Barritt J A, Brenner C A, Willadsen S, Cohen J
Gamete and Embryo Research Laboratory, The Institute for Reproductive Medicine and Science of Saint Barnabas, West Orange, New Jersey 07052, USA.
Hum Reprod. 2000 Jul;15 Suppl 2:207-17. doi: 10.1093/humrep/15.suppl_2.207.

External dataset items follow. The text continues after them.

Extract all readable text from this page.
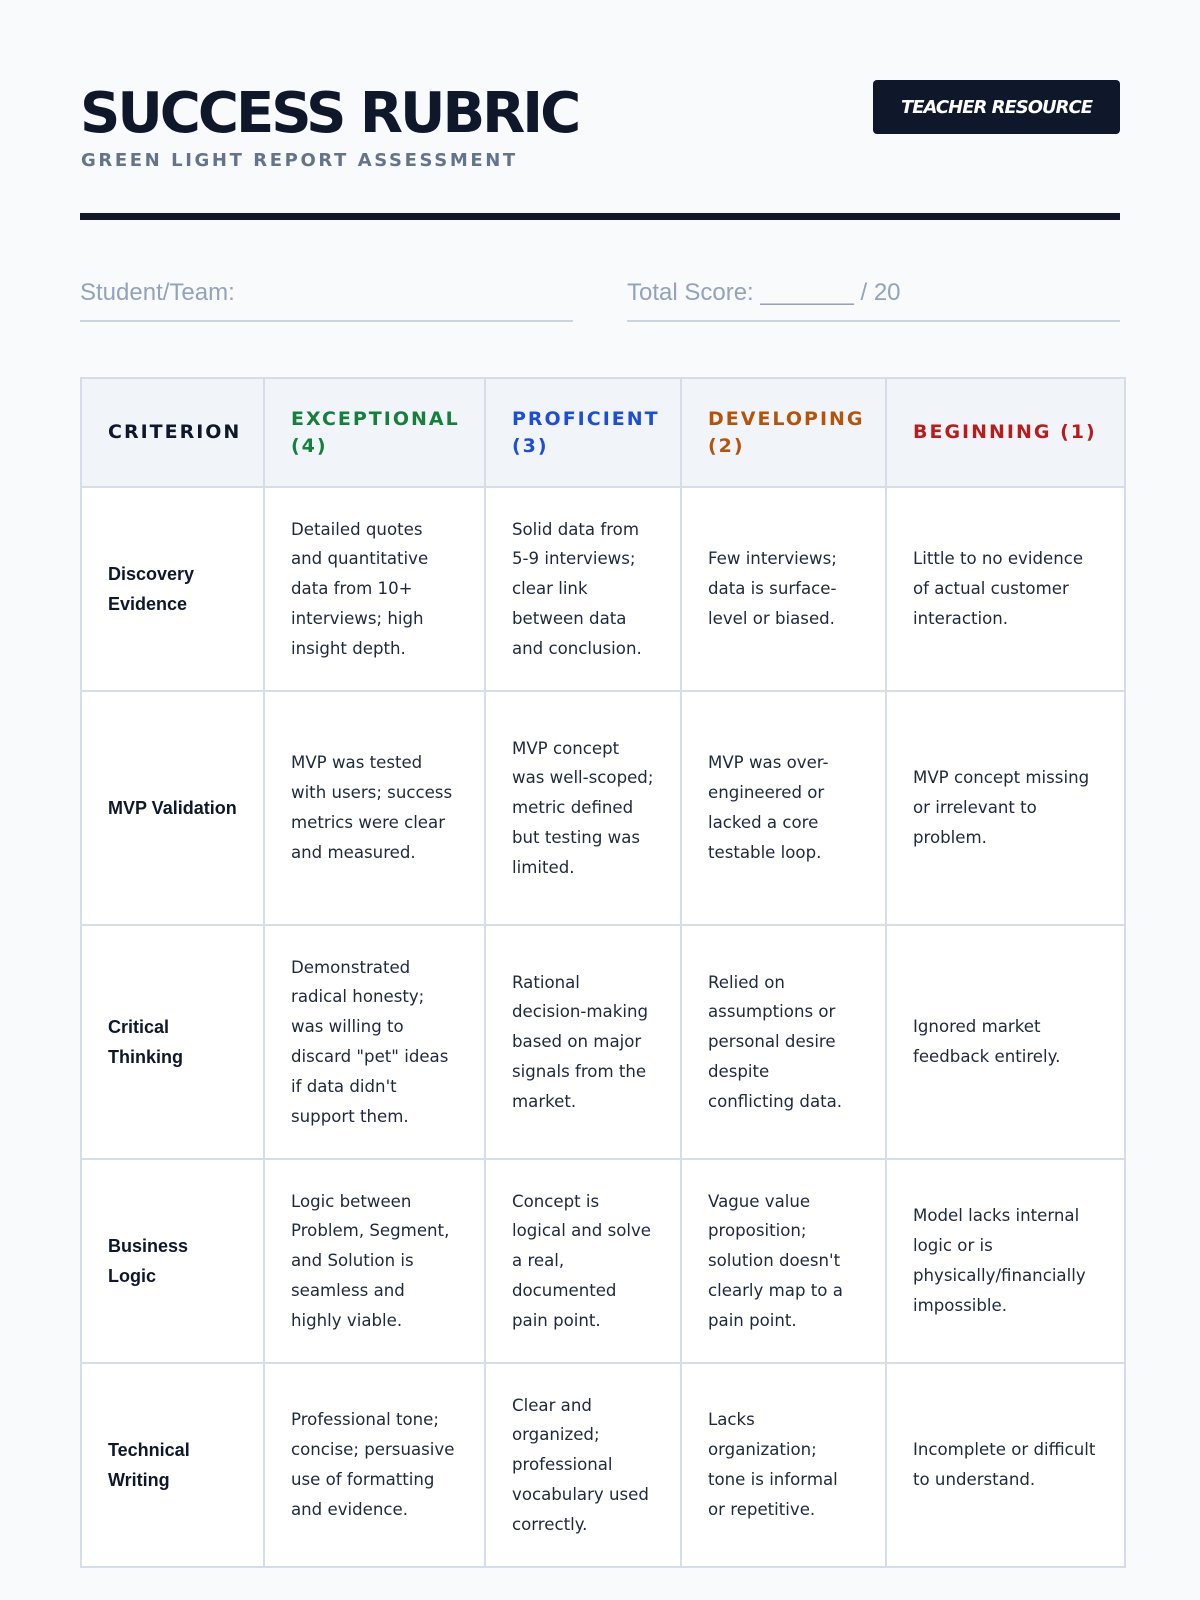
SUCCESS RUBRIC
GREEN LIGHT REPORT ASSESSMENT
TEACHER RESOURCE
Student/Team:	Total Score: _______ / 20
CRITERION	EXCEPTIONAL (4)	PROFICIENT (3)	DEVELOPING (2)	BEGINNING (1)
Discovery Evidence	Detailed quotes and quantitative data from 10+ interviews; high insight depth.	Solid data from 5-9 interviews; clear link between data and conclusion.	Few interviews; data is surface-level or biased.	Little to no evidence of actual customer interaction.
MVP Validation	MVP was tested with users; success metrics were clear and measured.	MVP concept was well-scoped; metric defined but testing was limited.	MVP was over-engineered or lacked a core testable loop.	MVP concept missing or irrelevant to problem.
Critical Thinking	Demonstrated radical honesty; was willing to discard "pet" ideas if data didn't support them.	Rational decision-making based on major signals from the market.	Relied on assumptions or personal desire despite conflicting data.	Ignored market feedback entirely.
Business Logic	Logic between Problem, Segment, and Solution is seamless and highly viable.	Concept is logical and solve a real, documented pain point.	Vague value proposition; solution doesn't clearly map to a pain point.	Model lacks internal logic or is physically/financially impossible.
Technical Writing	Professional tone; concise; persuasive use of formatting and evidence.	Clear and organized; professional vocabulary used correctly.	Lacks organization; tone is informal or repetitive.	Incomplete or difficult to understand.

Our research has focused on promoting the development of compromised embryos by transferring presumably normal ooplasm, including mitochondria, to oocytes during intracytoplasmic insemination. Because of the enigma of mitochondrial heteroplasmy, the mixing of populations of oocyte cytoplasm has provoked considerable debate. We are currently investigating oocyte mitochondrial (mt) DNA mutations and the effects of ooplasmic transplantation on mitochondrial inheritance and mitochondrial functionality. Ageing human oocytes could accumulate mtDNA deletions, which might lead to detrimental development. Elimination of abnormal, rearranged mtDNA, such that the offspring inherit only normal mitochondria, is postulated to occur by a mtDNA 'bottleneck'. Among compromised human oocytes (n = 74) and early embryos (n = 137), investigations have shown the occurrence of deltamtDNA4977, the so-called common deletion, to be 33% among oocytes and 8% among embryos. Using a nested polymerase chain reaction (PCR) strategy of long followed by short PCR, another 23 novel mtDNA rearrangements were found: various rearrangements were present in 51% of the oocytes (n = 295) and 32% of early embryos (n = 197). The difference in the percentage of mtDNA rearrangements between oocytes and embryos was significant (P < 0.0001) and implies that there could be a process of selection as fertilized oocytes become embryos. There was no significant relationship between the percentage of human oocytes or embryos that contained mtDNA rearrangements and age. The first series of ooplasmic transfers have been performed in women with repeated implantation failure associated with slow and morphologically abnormal development of their embryos. In a total of 23 attempts in 21 women, eight healthy babies have been born and other pregnancies are ongoing. By examining the donor and recipient blood samples it is possible to distinguish differences in their mtDNA fingerprint. A small proportion of donor mitochondrial DNA was detected in samples with the following frequencies: embryos (six out of 13), amniocytes (one out of four), placenta (two out of four), and fetal cord blood (two out of four). Ooplasmic transfer can thus result in sustained mtDNA heteroplasmy representing both the donor and recipient.
我们的研究重点是,在胞浆内受精过程中,通过将包括线粒体在内的推测正常的卵质转移到卵母细胞中,来促进受损胚胎的发育。由于线粒体异质性的谜团,卵母细胞细胞质群体的混合引发了相当多的争论。我们目前正在研究卵母细胞线粒体(mt)DNA突变以及卵质移植对线粒体遗传和线粒体功能的影响。衰老的人类卵母细胞可能会积累mtDNA缺失,这可能导致有害的发育。据推测,通过mtDNA“瓶颈”可消除异常、重排的mtDNA,从而使后代仅继承正常的线粒体。在受损的人类卵母细胞(n = 74)和早期胚胎(n = 137)中进行的研究表明,所谓的常见缺失deltamtDNA4977在卵母细胞中的发生率为33%,在胚胎中的发生率为8%。采用先长后短的巢式聚合酶链反应(PCR)策略,又发现了23种新的mtDNA重排:51%的卵母细胞(n = 295)和32%的早期胚胎(n = 197)中存在各种重排。卵母细胞和胚胎之间mtDNA重排百分比的差异具有显著性(P < 0.0001),这意味着随着受精卵发育成胚胎,可能存在一个选择过程。含有mtDNA重排的人类卵母细胞或胚胎的百分比与年龄之间没有显著关系。已对胚胎发育缓慢且形态异常、反复植入失败的女性进行了首批卵质转移。在21名女性的总共23次尝试中,已出生8名健康婴儿,其他妊娠仍在进行中。通过检测供体和受体的血样,可以区分它们mtDNA指纹的差异。在以下样本中检测到了一小部分供体线粒体DNA,频率如下:胚胎(13个中有6个)、羊膜细胞(4个中有1个)、胎盘(4个中有2个)和胎儿脐带血(4个中有2个)。因此,卵质转移可导致代表供体和受体的持续mtDNA异质性。